Where smokers see a boon, city authorities see violations of numerous tobacco manufacturing, sales and tax regulations. They say the roll-your-own shops hinder the city's efforts to get people to quit smoking, and they have filed a federal lawsuit against Island Smokes in an effort to shut them down and collect the back taxes.
"No one would claim that Ikea is not selling furniture just because the clients have to assemble that," says Eric Proshansky, a lawyer for the city.
Island Smokes owner Pat Donnelly contends he is not violating the law, and says he is proud he sells only "organic" tobacco.
"In our tobacco you can't find the 70 chemicals that big tobacco companies add to their cigarettes," he says.
His business model is so successful that authorities fear more "roll-your-own" stores will open across the city.
And public health researchers dispute Mr Donnelly's claim his cigarettes are less harmful than those found in mass-market packs.
"Inhaling smoke from any products, organic or not, may it be lettuce, spinach or tobacco, is inherently dangerous for your health," says Vaughan Rees, a Harvard University researcher who studies smoking.
"There are 400 toxic chemicals in pure tobacco smoke. The chemicals added by companies... enhance the flavour, but they are not responsible for the addiction, which is caused by nicotine, nor for the deadly health danger related to tobacco combustion."

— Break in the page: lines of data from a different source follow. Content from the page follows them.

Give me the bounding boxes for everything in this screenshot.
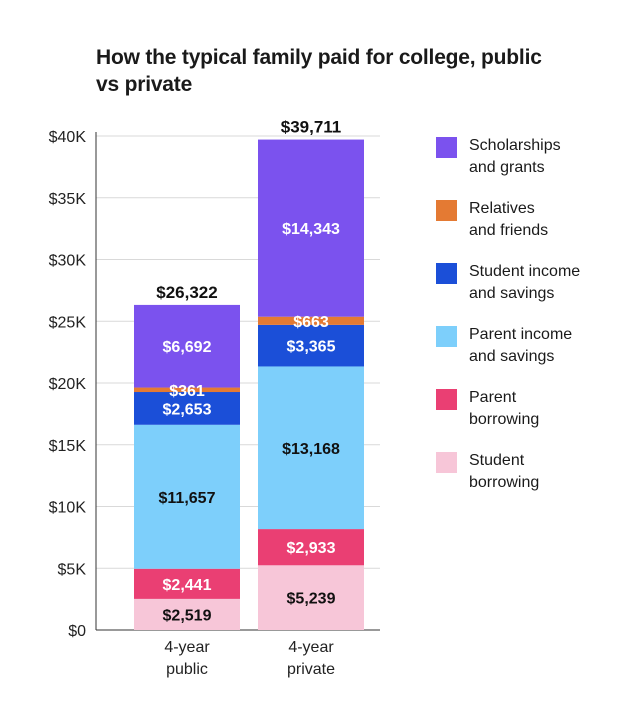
segment-value-label: $2,519 — [163, 607, 212, 624]
legend-swatch — [436, 137, 457, 158]
y-tick-label: $30K — [49, 253, 87, 270]
legend-item: Student borrowing — [436, 450, 626, 513]
bar-segment — [134, 568, 240, 599]
y-tick-label: $25K — [49, 314, 87, 331]
bar-segment — [258, 139, 364, 317]
legend-label: Scholarships and grants — [469, 137, 561, 176]
bar-segment — [134, 598, 240, 630]
bar-segment — [134, 387, 240, 393]
segment-value-label: $13,168 — [282, 441, 340, 458]
segment-value-label: $6,692 — [163, 339, 212, 356]
bar-segment — [258, 324, 364, 367]
y-tick-label: $40K — [49, 129, 87, 146]
x-category-label: private — [287, 661, 335, 678]
legend-swatch — [436, 326, 457, 347]
legend-label: Student borrowing — [469, 452, 540, 491]
legend: Scholarships and grants Relatives and fri… — [436, 135, 626, 513]
y-tick-label: $35K — [49, 191, 87, 208]
bars — [134, 139, 364, 630]
y-tick-label: $15K — [49, 438, 87, 455]
legend-label: Student income and savings — [469, 263, 581, 302]
bar-segment — [258, 366, 364, 530]
segment-value-label: $14,343 — [282, 221, 340, 238]
legend-item: Student income and savings — [436, 261, 626, 324]
chart-title: How the typical family paid for college,… — [96, 46, 542, 96]
segment-value-label: $2,933 — [287, 540, 336, 557]
data-labels: $2,519 $2,441 $11,657 $2,653$361 $6,692 $26,3… — [156, 118, 341, 625]
bar-segment — [134, 392, 240, 425]
legend-item: Relatives and friends — [436, 198, 626, 261]
x-category-label: public — [166, 661, 208, 678]
y-tick-label: $20K — [49, 376, 87, 393]
y-tick-label: $5K — [58, 561, 87, 578]
segment-value-label: $663 — [293, 314, 329, 331]
segment-value-label: $2,441 — [163, 577, 212, 594]
segment-value-label: $2,653 — [163, 401, 212, 418]
segment-value-label: $361 — [169, 383, 205, 400]
segment-value-label: $5,239 — [287, 591, 336, 608]
legend-item: Parent borrowing — [436, 387, 626, 450]
bar-segment — [134, 424, 240, 569]
legend-label: Parent borrowing — [469, 389, 540, 428]
x-category-label: 4-year — [288, 639, 334, 656]
bar-segment — [134, 304, 240, 388]
x-category-label: 4-year — [164, 639, 210, 656]
legend-swatch — [436, 200, 457, 221]
y-tick-label: $0 — [68, 623, 86, 640]
legend-label: Relatives and friends — [469, 200, 549, 239]
y-tick-label: $10K — [49, 500, 87, 517]
legend-swatch — [436, 263, 457, 284]
bar-segment — [258, 565, 364, 630]
bar-total-label: $39,711 — [281, 118, 342, 137]
legend-swatch — [436, 389, 457, 410]
bar-total-label: $26,322 — [156, 283, 217, 302]
bar-segment — [258, 316, 364, 325]
legend-item: Scholarships and grants — [436, 135, 626, 198]
legend-label: Parent income and savings — [469, 326, 573, 365]
axes: $0 $5K $10K $15K $20K $25K $30K $35K $40K 4-year p… — [49, 129, 380, 678]
legend-item: Parent income and savings — [436, 324, 626, 387]
segment-value-label: $11,657 — [159, 490, 216, 507]
segment-value-label: $3,365 — [287, 339, 336, 356]
legend-swatch — [436, 452, 457, 473]
bar-segment — [258, 529, 364, 566]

Deanna Jannat-Khah, director of a stop-smoking programme at New York University, challenges the very notion of "organic" tobacco.

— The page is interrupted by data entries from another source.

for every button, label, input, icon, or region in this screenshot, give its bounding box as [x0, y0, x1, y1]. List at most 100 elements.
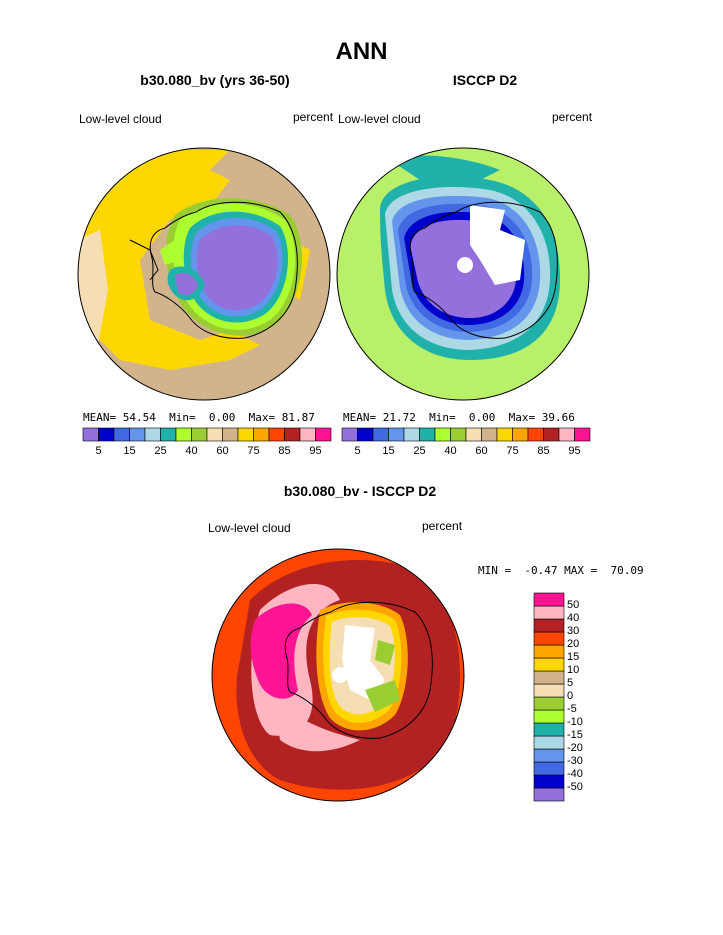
mean-label: MEAN=: [343, 411, 377, 424]
colorbar-swatch: [527, 427, 544, 442]
colorbar-obs: [341, 427, 591, 442]
max-label: Max=: [248, 411, 276, 424]
colorbar-swatch: [341, 427, 358, 442]
map-diff: [212, 549, 464, 801]
colorbar-swatch: [113, 427, 130, 442]
max-value: 39.66: [541, 411, 575, 424]
colorbar-swatch: [533, 709, 565, 724]
colorbar-tick-label: 85: [278, 445, 291, 457]
page-title: ANN: [335, 38, 388, 65]
colorbar-tick-label: 40: [185, 445, 198, 457]
colorbar-swatch: [98, 427, 115, 442]
min-label: Min=: [169, 411, 196, 424]
colorbar-swatch: [533, 696, 565, 711]
min-label: Min=: [429, 411, 456, 424]
max-label: MAX =: [564, 564, 598, 577]
colorbar-swatch: [533, 748, 565, 763]
panel-title-obs: ISCCP D2: [452, 72, 518, 88]
colorbar-tick-label: -30: [567, 755, 583, 767]
colorbar-tick-label: -50: [567, 781, 583, 793]
colorbar-tick-label: 15: [382, 445, 395, 457]
colorbar-tick-label: 60: [475, 445, 488, 457]
colorbar-tick-label: 5: [567, 677, 574, 689]
colorbar-tick-label: 30: [567, 625, 580, 637]
colorbar-swatch: [533, 761, 565, 776]
colorbar-swatch: [191, 427, 208, 442]
colorbar-tick-label: -40: [567, 768, 583, 780]
colorbar-tick-label: 10: [567, 664, 580, 676]
units-label-model: percent: [293, 110, 334, 124]
colorbar-swatch: [533, 670, 565, 685]
colorbar-swatch: [434, 427, 451, 442]
stats-model: MEAN= 54.54 Min= 0.00 Max= 81.87: [83, 411, 315, 424]
colorbar-tick-label: 5: [354, 445, 361, 457]
colorbar-swatch: [533, 722, 565, 737]
colorbar-swatch: [82, 427, 99, 442]
colorbar-swatch: [481, 427, 498, 442]
colorbar-swatch: [403, 427, 420, 442]
colorbar-swatch: [533, 631, 565, 646]
max-value: 70.09: [610, 564, 644, 577]
colorbar-swatch: [496, 427, 513, 442]
colorbar-swatch: [315, 427, 332, 442]
colorbar-tick-label: 75: [506, 445, 519, 457]
map-obs: [337, 148, 589, 400]
colorbar-tick-label: 0: [567, 690, 574, 702]
colorbar-tick-label: 25: [413, 445, 426, 457]
stats-diff: MIN = -0.47 MAX = 70.09: [478, 564, 644, 577]
mean-value: 54.54: [122, 411, 156, 424]
colorbar-swatch: [465, 427, 482, 442]
colorbar-tick-label: -5: [567, 703, 577, 715]
colorbar-tick-label: 5: [95, 445, 102, 457]
colorbar-swatch: [419, 427, 436, 442]
panel-title-diff: b30.080_bv - ISCCP D2: [283, 483, 437, 499]
min-value: -0.47: [524, 564, 558, 577]
units-label-obs: percent: [552, 110, 593, 124]
colorbar-swatch: [533, 605, 565, 620]
colorbar-swatch: [222, 427, 239, 442]
colorbar-model: [82, 427, 332, 442]
colorbar-swatch: [160, 427, 177, 442]
colorbar-tick-label: 60: [216, 445, 229, 457]
mean-label: MEAN=: [83, 411, 117, 424]
colorbar-swatch: [237, 427, 254, 442]
colorbar-swatch: [558, 427, 575, 442]
colorbar-swatch: [512, 427, 529, 442]
colorbar-tick-label: 75: [247, 445, 260, 457]
colorbar-swatch: [543, 427, 560, 442]
colorbar-swatch: [372, 427, 389, 442]
colorbar-tick-label: -15: [567, 729, 583, 741]
panel-title-model: b30.080_bv (yrs 36-50): [140, 72, 290, 88]
colorbar-swatch: [533, 657, 565, 672]
colorbar-tick-label: -10: [567, 716, 583, 728]
colorbar-swatch: [533, 787, 565, 802]
colorbar-swatch: [574, 427, 591, 442]
colorbar-tick-label: 15: [567, 651, 580, 663]
colorbar-swatch: [268, 427, 285, 442]
colorbar-swatch: [533, 735, 565, 750]
variable-label-obs: Low-level cloud: [338, 112, 421, 126]
colorbar-swatch: [357, 427, 374, 442]
map-model: [78, 148, 330, 400]
colorbar-swatch: [175, 427, 192, 442]
colorbar-swatch: [388, 427, 405, 442]
colorbar-tick-label: 20: [567, 638, 580, 650]
max-value: 81.87: [281, 411, 315, 424]
colorbar-swatch: [144, 427, 161, 442]
colorbar-swatch: [129, 427, 146, 442]
colorbar-swatch: [533, 644, 565, 659]
colorbar-swatch: [533, 683, 565, 698]
mean-value: 21.72: [382, 411, 416, 424]
variable-label-diff: Low-level cloud: [208, 521, 291, 535]
colorbar-tick-label: 40: [567, 612, 580, 624]
colorbar-swatch: [284, 427, 301, 442]
colorbar-swatch: [253, 427, 270, 442]
variable-label-model: Low-level cloud: [79, 112, 162, 126]
colorbar-tick-label: 25: [154, 445, 167, 457]
min-label: MIN =: [478, 564, 512, 577]
min-value: 0.00: [468, 411, 496, 424]
colorbar-tick-label: 40: [444, 445, 457, 457]
colorbar-diff: [533, 592, 565, 802]
colorbar-tick-label: 95: [309, 445, 322, 457]
colorbar-swatch: [533, 618, 565, 633]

"The products of burning, the ash, the carbon dioxide and the carbon monoxide will be inhaled regardless of added chemicals being present or absent in the cigarette," she says.
On this point even tobacco companies seem to agree.
"No tobacco products - including organic tobacco - are without risk," says Frank Lester, a spokesman for tobacco giant RJ Reynolds.
"In direct contrast to products produced by 'roll-your-own' machines, all of our products' packaging display health warnings that clearly convey that belief."
Anti-smoking groups say that prohibitively high tobacco taxes are an effective deterrent and have proven successful in Australia and the UK.
The US government collects a $1.01 tax on every pack of cigarettes, and states and cities are allowed to add levies on top of that, from 23 cents a pack in South Carolina to $5.85 in New York City.
Island Smokes customers range from hipsters to grandmothers, and they say they are happy to bring home the discounted cigarettes.
It takes about 30 minutes to roll 200 cigarettes - equivalent to a carton. Many customers say they truly believe they are sparing their lungs by smoking the so-called "organic" tobacco.
"It's not healthy, but it's healthier," says Ms Petillo.
And some resent the city's effort to crack down on the shops.
"The city needs money," says a 29-year-old smoker named Gregg. In the end, he says, the smoker who wants a cigarette will go and find one somewhere.
"They know that this is an addiction, so they know that people are going to pay anyway."